# Perpendicular Bisector of Chord Passes Through Center

## Theorem

The perpendicular bisector of any chord of any given circle must pass through the center of that circle.

In the words of Euclid:

From this it is manifest that, if in a circle a straight line cut a straight line into two equal parts and at right angles, the centre of the circle is on the cutting straight line.

## Proof

Let $F$ be the center of the circle in question.

Draw any chord $AB$ on the circle.

Bisect $AB$ at $D$.

Construct $CE$ perpendicular to $AB$ at $D$, where $D$ and $E$ are where this perpendicular meets the circle.

Then the center $F$ lies on $CE$.

The proof is as follows.

Join $FA, FD, FB$.

As $F$ is the center, $FA = FB$.

Also, as $D$ bisects $AB$, we have $DA = DB$.

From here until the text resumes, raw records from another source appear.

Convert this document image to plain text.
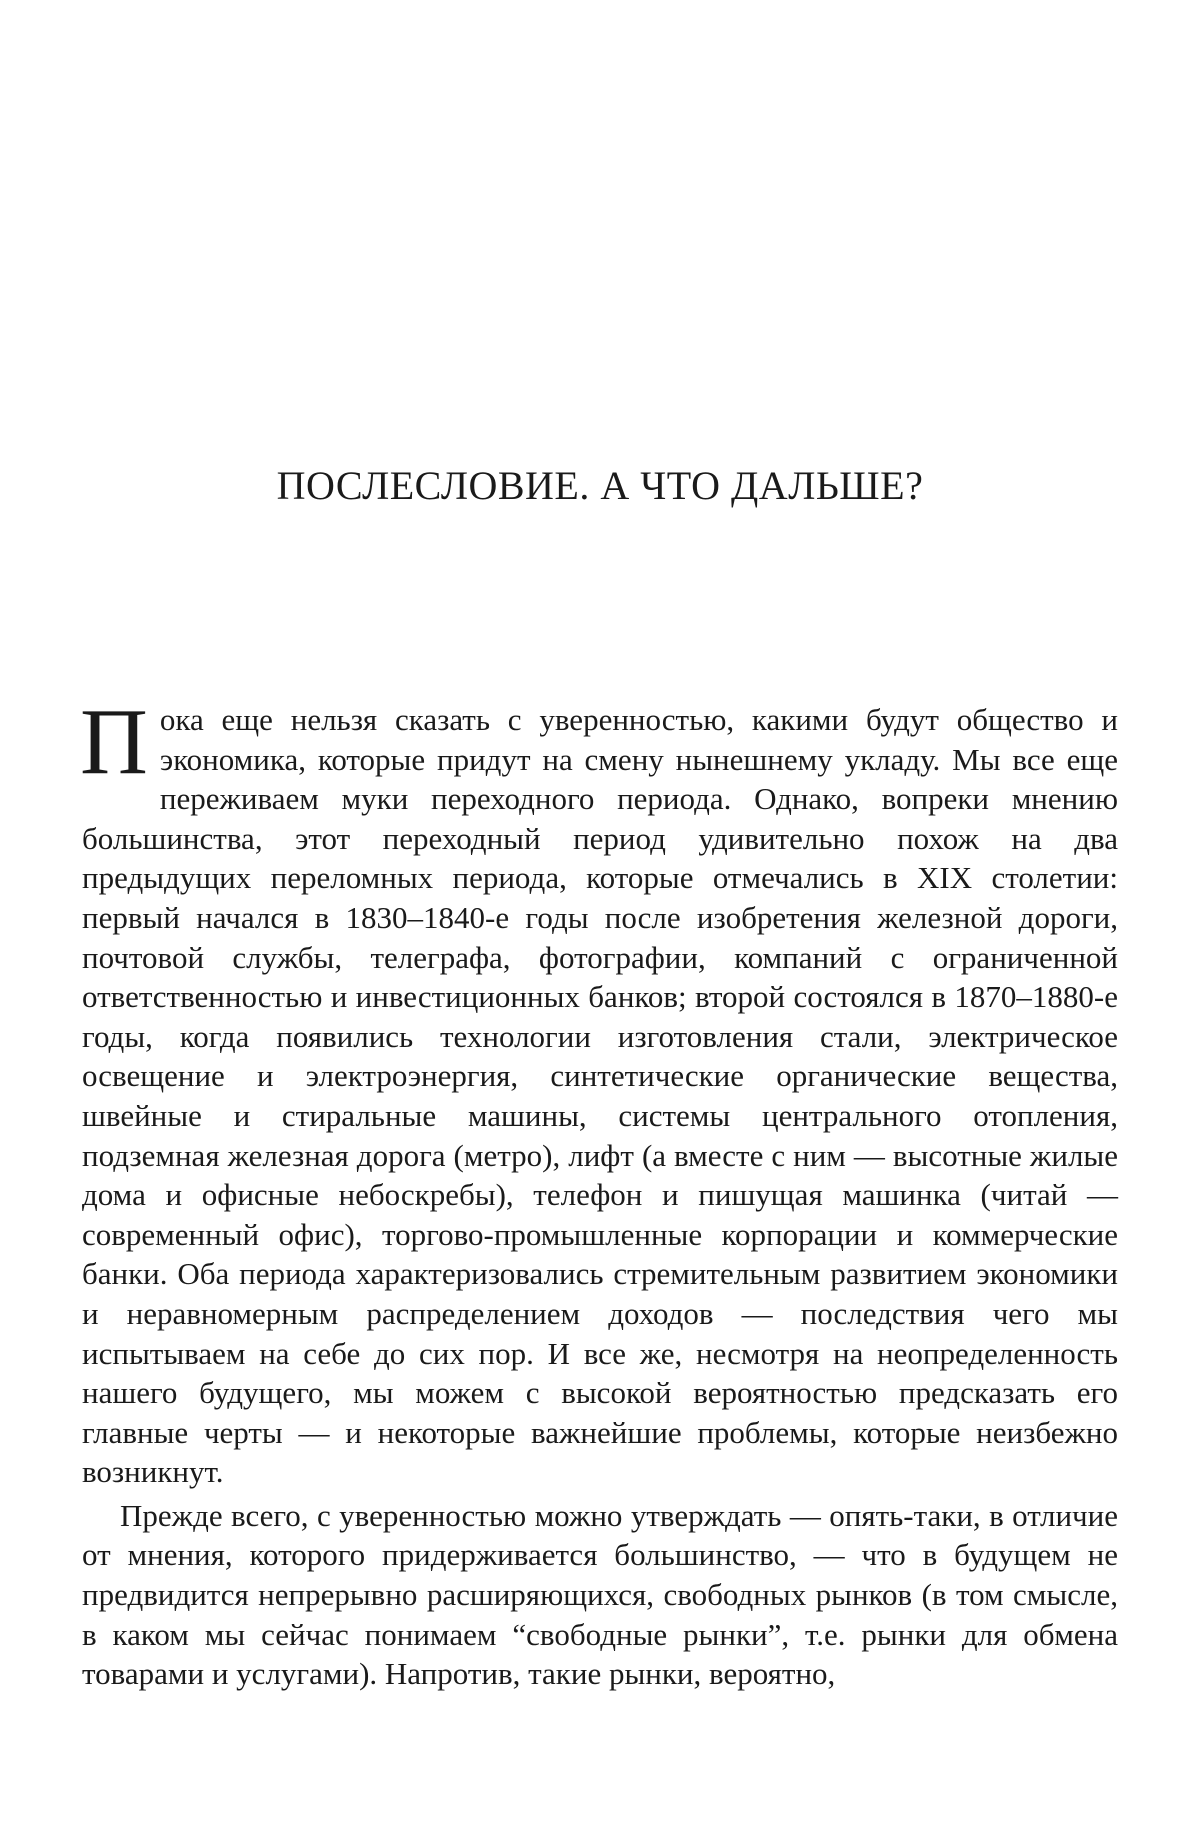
ПОСЛЕСЛОВИЕ. А ЧТО ДАЛЬШЕ?

П ока еще нельзя сказать с уверенностью, какими будут общество и экономика, которые придут на смену нынешнему укладу. Мы все еще переживаем муки переходного периода. Однако, вопреки мнению большинства, этот переходный период удивительно похож на два предыдущих переломных периода, которые отмечались в XIX столетии: первый начался в 1830–1840-е годы после изобретения железной дороги, почтовой службы, телеграфа, фотографии, компаний с ограниченной ответственностью и инвестиционных банков; второй состоялся в 1870–1880-е годы, когда появились технологии изготовления стали, электрическое освещение и электроэнергия, синтетические органические вещества, швейные и стиральные машины, системы центрального отопления, подземная железная дорога (метро), лифт (а вместе с ним — высотные жилые дома и офисные небоскребы), телефон и пишущая машинка (читай — современный офис), торгово-промышленные корпорации и коммерческие банки. Оба периода характеризовались стремительным развитием экономики и неравномерным распределением доходов — последствия чего мы испытываем на себе до сих пор. И все же, несмотря на неопределенность нашего будущего, мы можем с высокой вероятностью предсказать его главные черты — и некоторые важнейшие проблемы, которые неизбежно возникнут.

Прежде всего, с уверенностью можно утверждать — опять-таки, в отличие от мнения, которого придерживается большинство, — что в будущем не предвидится непрерывно расширяющихся, свободных рынков (в том смысле, в каком мы сейчас понимаем “свободные рынки”, т.е. рынки для обмена товарами и услугами). Напротив, такие рынки, вероятно,
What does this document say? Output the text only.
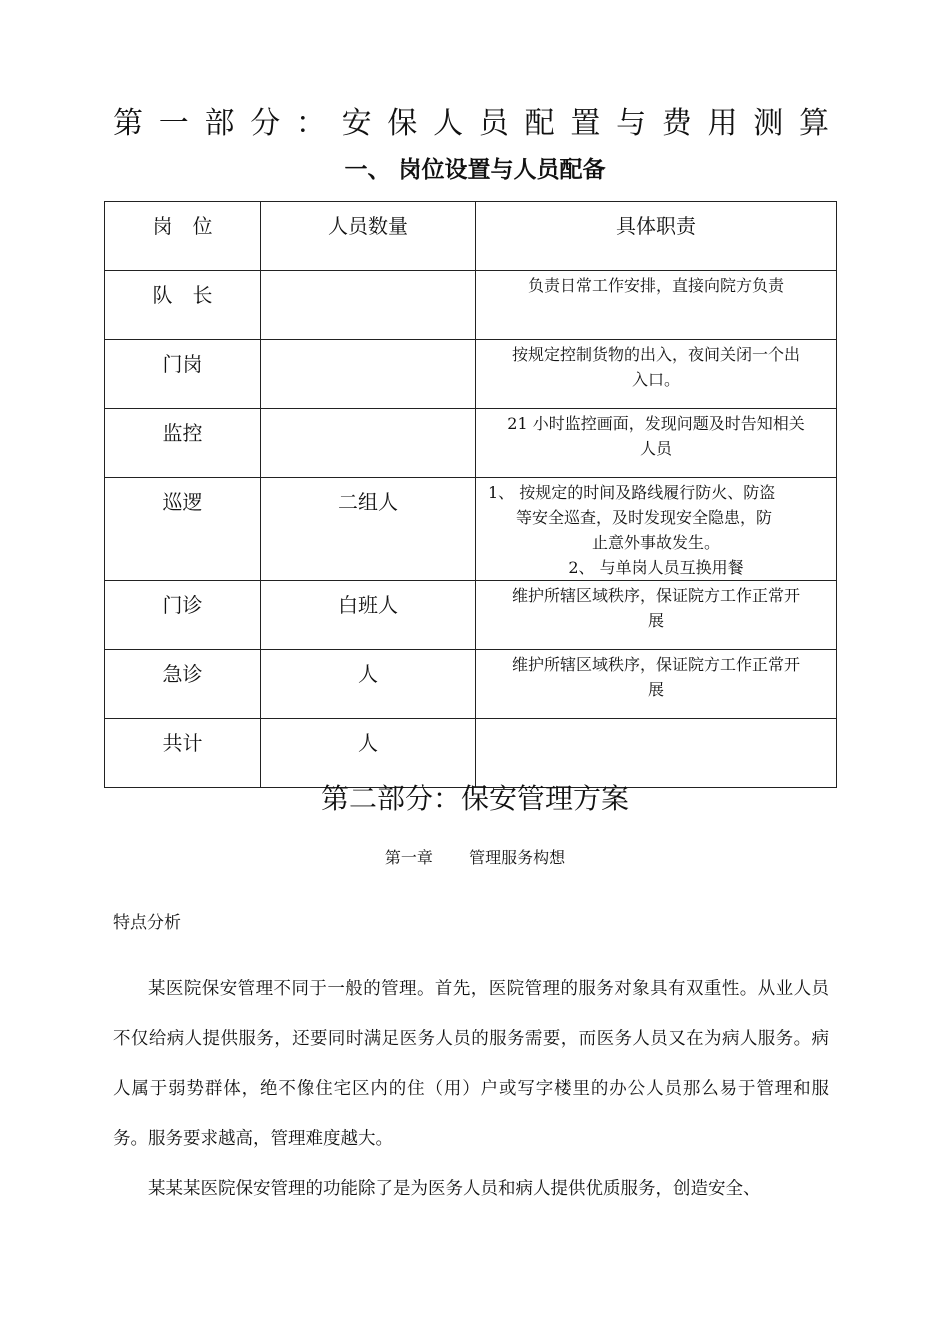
第一部分：安保人员配置与费用测算
一、 岗位设置与人员配备
岗　位	人员数量	具体职责
队　长		负责日常工作安排，直接向院方负责

门岗		按规定控制货物的出入，夜间关闭一个出
入口。

监控		21 小时监控画面，发现问题及时告知相关
人员

巡逻	二组人	1、 按规定的时间及路线履行防火、防盗
等安全巡查，及时发现安全隐患，防
止意外事故发生。
2、 与单岗人员互换用餐

门诊	白班人	维护所辖区域秩序，保证院方工作正常开
展

急诊	人	维护所辖区域秩序，保证院方工作正常开
展

共计	人	
第二部分：保安管理方案
第一章 管理服务构想
特点分析
某医院保安管理不同于一般的管理。首先，医院管理的服务对象具有双重性。从业人员不仅给病人提供服务，还要同时满足医务人员的服务需要，而医务人员又在为病人服务。病人属于弱势群体，绝不像住宅区内的住（用）户或写字楼里的办公人员那么易于管理和服务。服务要求越高，管理难度越大。
某某某医院保安管理的功能除了是为医务人员和病人提供优质服务，创造安全、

As $FD$ is common, then from Triangle Side-Side-Side Equality, $\triangle ADF = \triangle BDF$.

In particular, $\angle ADF = \angle BDF$; both are right angles.

When a straight line set up on a straight line makes the adjacent angles equal to one another, each of the equal angles is right, and the straight line standing on the other is called a perpendicular to that on which it stands.

So $\angle ADF$ and $\angle BDF$ are both right angles.

Thus, by definition, $F$ lies on the perpendicular bisector of $AB$.

Hence the result.

$\blacksquare$

## Historical Note

The argument for this particular result originates from Proposition $1$ of Book $\text{III}$ of Euclid's The Elements.

However, the result itself is due to Augustus De Morgan, who reasoned that this result was more fundamental.